Roadmap

This roadmap outlines the planned direction of the Utsuho project.

Utsuho aims to remain a lightweight, deterministic, pure-Python library for Japanese text normalization.

The project focuses on:

  • deterministic character-level transformations

  • minimal dependencies

  • predictable behavior suitable for preprocessing and search normalization

Utsuho intentionally avoids dictionary-based processing and heavy linguistic frameworks.

Near Term

MCP Interface

Build on the newly added Model Context Protocol (MCP) interface so that Utsuho can be used more effectively from AI systems and developer tools.

Delivered in 2.2.0:

  • MCP server implementation

  • four conversion tools:

    • half_to_full

    • full_to_half

    • hiragana_to_katakana

    • katakana_to_hiragana

  • optional dependency (utsuho[mcp])

  • stdio transport support

  • width-conversion options exposed for MCP clients

Near-term improvements:

  • richer MCP usage examples and client integration guides

  • clearer compatibility guidance for MCP hosts and agent environments

  • possible support for additional MCP capabilities such as resources or prompts, where they fit the project's deterministic scope

This allows AI systems and agents to normalize Japanese text using Utsuho while keeping the interface explicit and predictable.

Kana → Romaji Conversion

Add deterministic kana-to-romaji conversion.

Goals:

  • deterministic mapping

  • no dictionary or morphological analysis

  • suitable for indexing and search preprocessing

Expected features:

  • Hepburn style output

  • handling of:

    • small kana

    • long vowels

    • sokuon (っ)

    • yōon (きゃ, しゃ, etc.)

Mid Term

Iteration Mark Expansion

Add support for expanding Japanese iteration marks.

Examples:

時々 → 時時
いろゝ → いろろ
サヽキ → ササキ

Supported characters:

ゝ ゞ ヽ ヾ

This feature remains deterministic and does not require dictionaries.

Performance Improvements

Continue improving performance while keeping the implementation pure Python.
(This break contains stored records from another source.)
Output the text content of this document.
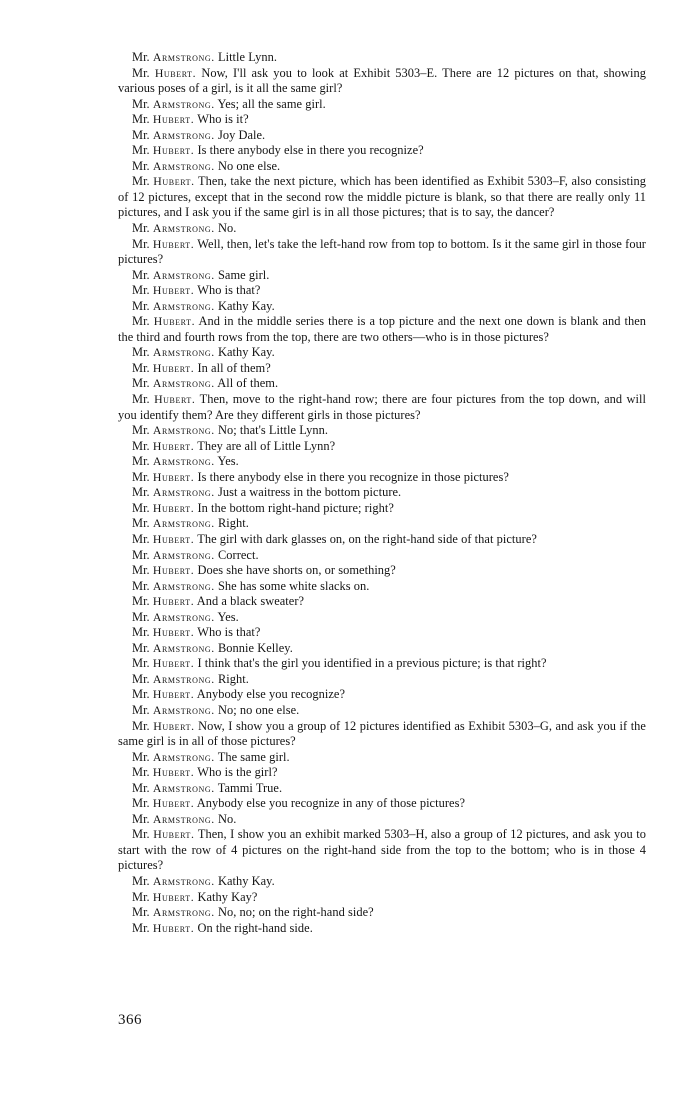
Mr. Armstrong. Little Lynn.

Mr. Hubert. Now, I'll ask you to look at Exhibit 5303–E. There are 12 pictures on that, showing various poses of a girl, is it all the same girl?

Mr. Armstrong. Yes; all the same girl.

Mr. Hubert. Who is it?

Mr. Armstrong. Joy Dale.

Mr. Hubert. Is there anybody else in there you recognize?

Mr. Armstrong. No one else.

Mr. Hubert. Then, take the next picture, which has been identified as Exhibit 5303–F, also consisting of 12 pictures, except that in the second row the middle picture is blank, so that there are really only 11 pictures, and I ask you if the same girl is in all those pictures; that is to say, the dancer?

Mr. Armstrong. No.

Mr. Hubert. Well, then, let's take the left-hand row from top to bottom. Is it the same girl in those four pictures?

Mr. Armstrong. Same girl.

Mr. Hubert. Who is that?

Mr. Armstrong. Kathy Kay.

Mr. Hubert. And in the middle series there is a top picture and the next one down is blank and then the third and fourth rows from the top, there are two others—who is in those pictures?

Mr. Armstrong. Kathy Kay.

Mr. Hubert. In all of them?

Mr. Armstrong. All of them.

Mr. Hubert. Then, move to the right-hand row; there are four pictures from the top down, and will you identify them? Are they different girls in those pictures?

Mr. Armstrong. No; that's Little Lynn.

Mr. Hubert. They are all of Little Lynn?

Mr. Armstrong. Yes.

Mr. Hubert. Is there anybody else in there you recognize in those pictures?

Mr. Armstrong. Just a waitress in the bottom picture.

Mr. Hubert. In the bottom right-hand picture; right?

Mr. Armstrong. Right.

Mr. Hubert. The girl with dark glasses on, on the right-hand side of that picture?

Mr. Armstrong. Correct.

Mr. Hubert. Does she have shorts on, or something?

Mr. Armstrong. She has some white slacks on.

Mr. Hubert. And a black sweater?

Mr. Armstrong. Yes.

Mr. Hubert. Who is that?

Mr. Armstrong. Bonnie Kelley.

Mr. Hubert. I think that's the girl you identified in a previous picture; is that right?

Mr. Armstrong. Right.

Mr. Hubert. Anybody else you recognize?

Mr. Armstrong. No; no one else.

Mr. Hubert. Now, I show you a group of 12 pictures identified as Exhibit 5303–G, and ask you if the same girl is in all of those pictures?

Mr. Armstrong. The same girl.

Mr. Hubert. Who is the girl?

Mr. Armstrong. Tammi True.

Mr. Hubert. Anybody else you recognize in any of those pictures?

Mr. Armstrong. No.

Mr. Hubert. Then, I show you an exhibit marked 5303–H, also a group of 12 pictures, and ask you to start with the row of 4 pictures on the right-hand side from the top to the bottom; who is in those 4 pictures?

Mr. Armstrong. Kathy Kay.

Mr. Hubert. Kathy Kay?

Mr. Armstrong. No, no; on the right-hand side?

Mr. Hubert. On the right-hand side.

366
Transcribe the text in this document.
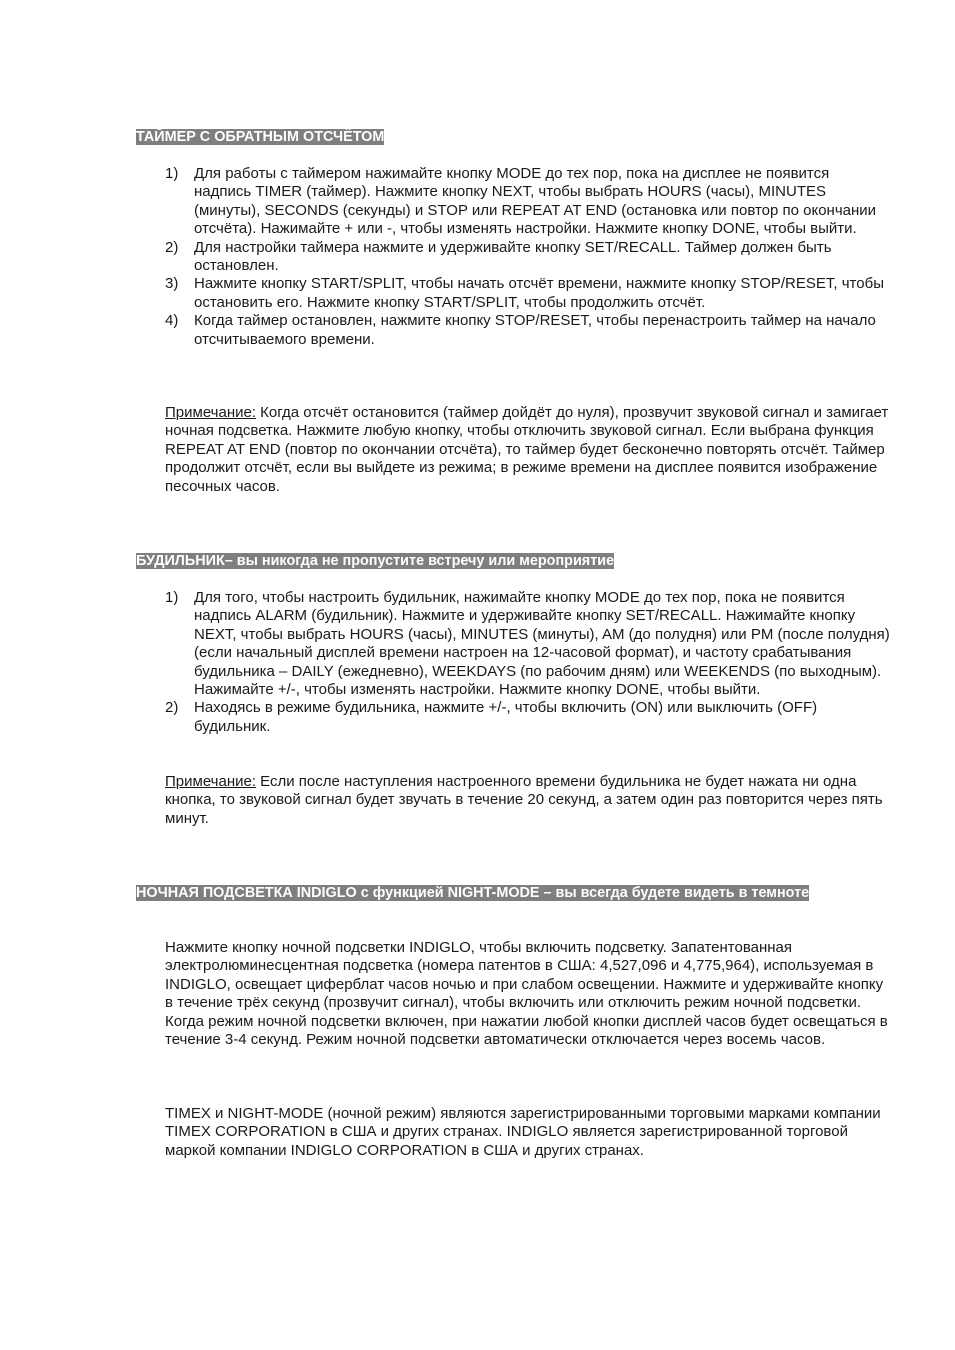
ТАЙМЕР С ОБРАТНЫМ ОТСЧЁТОМ
1) Для работы с таймером нажимайте кнопку MODE до тех пор, пока на дисплее не появится надпись TIMER (таймер). Нажмите кнопку NEXT, чтобы выбрать HOURS (часы), MINUTES (минуты), SECONDS (секунды) и STOP или REPEAT AT END (остановка или повтор по окончании отсчёта). Нажимайте + или -, чтобы изменять настройки. Нажмите кнопку DONE, чтобы выйти.
2) Для настройки таймера нажмите и удерживайте кнопку SET/RECALL. Таймер должен быть остановлен.
3) Нажмите кнопку START/SPLIT, чтобы начать отсчёт времени, нажмите кнопку STOP/RESET, чтобы остановить его. Нажмите кнопку START/SPLIT, чтобы продолжить отсчёт.
4) Когда таймер остановлен, нажмите кнопку STOP/RESET, чтобы перенастроить таймер на начало отсчитываемого времени.

Примечание: Когда отсчёт остановится (таймер дойдёт до нуля), прозвучит звуковой сигнал и замигает ночная подсветка. Нажмите любую кнопку, чтобы отключить звуковой сигнал. Если выбрана функция REPEAT AT END (повтор по окончании отсчёта), то таймер будет бесконечно повторять отсчёт. Таймер продолжит отсчёт, если вы выйдете из режима; в режиме времени на дисплее появится изображение песочных часов.

БУДИЛЬНИК– вы никогда не пропустите встречу или мероприятие
1) Для того, чтобы настроить будильник, нажимайте кнопку MODE до тех пор, пока не появится надпись ALARM (будильник). Нажмите и удерживайте кнопку SET/RECALL. Нажимайте кнопку NEXT, чтобы выбрать HOURS (часы), MINUTES (минуты), AM (до полудня) или PM (после полудня) (если начальный дисплей времени настроен на 12-часовой формат), и частоту срабатывания будильника – DAILY (ежедневно), WEEKDAYS (по рабочим дням) или WEEKENDS (по выходным). Нажимайте +/-, чтобы изменять настройки. Нажмите кнопку DONE, чтобы выйти.
2) Находясь в режиме будильника, нажмите +/-, чтобы включить (ON) или выключить (OFF) будильник.

Примечание: Если после наступления настроенного времени будильника не будет нажата ни одна кнопка, то звуковой сигнал будет звучать в течение 20 секунд, а затем один раз повторится через пять минут.

НОЧНАЯ ПОДСВЕТКА INDIGLO с функцией NIGHT-MODE – вы всегда будете видеть в темноте

Нажмите кнопку ночной подсветки INDIGLO, чтобы включить подсветку. Запатентованная электролюминесцентная подсветка (номера патентов в США: 4,527,096 и 4,775,964), используемая в INDIGLO, освещает циферблат часов ночью и при слабом освещении. Нажмите и удерживайте кнопку в течение трёх секунд (прозвучит сигнал), чтобы включить или отключить режим ночной подсветки. Когда режим ночной подсветки включен, при нажатии любой кнопки дисплей часов будет освещаться в течение 3-4 секунд. Режим ночной подсветки автоматически отключается через восемь часов.

TIMEX и NIGHT-MODE (ночной режим) являются зарегистрированными торговыми марками компании TIMEX CORPORATION в США и других странах. INDIGLO является зарегистрированной торговой маркой компании INDIGLO CORPORATION в США и других странах.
Possible improvements include:

  • optimized string building

  • reduced allocations

  • faster lookup paths

Benchmarks will be maintained to detect performance regressions.

Long Term

API Stabilization

Review and refine the public API as the project grows.

Possible improvements include:

  • improved configuration design

  • clearer separation between normalization types

  • better extensibility for future converters

Breaking API changes, if necessary, would be introduced in a future major release.

Non-Goals

To keep the project focused and maintainable, Utsuho intentionally avoids:

  • dictionary-based processing

  • morphological analysis

  • heavy linguistic frameworks

  • native extensions

The project will remain a pure-Python deterministic normalization library.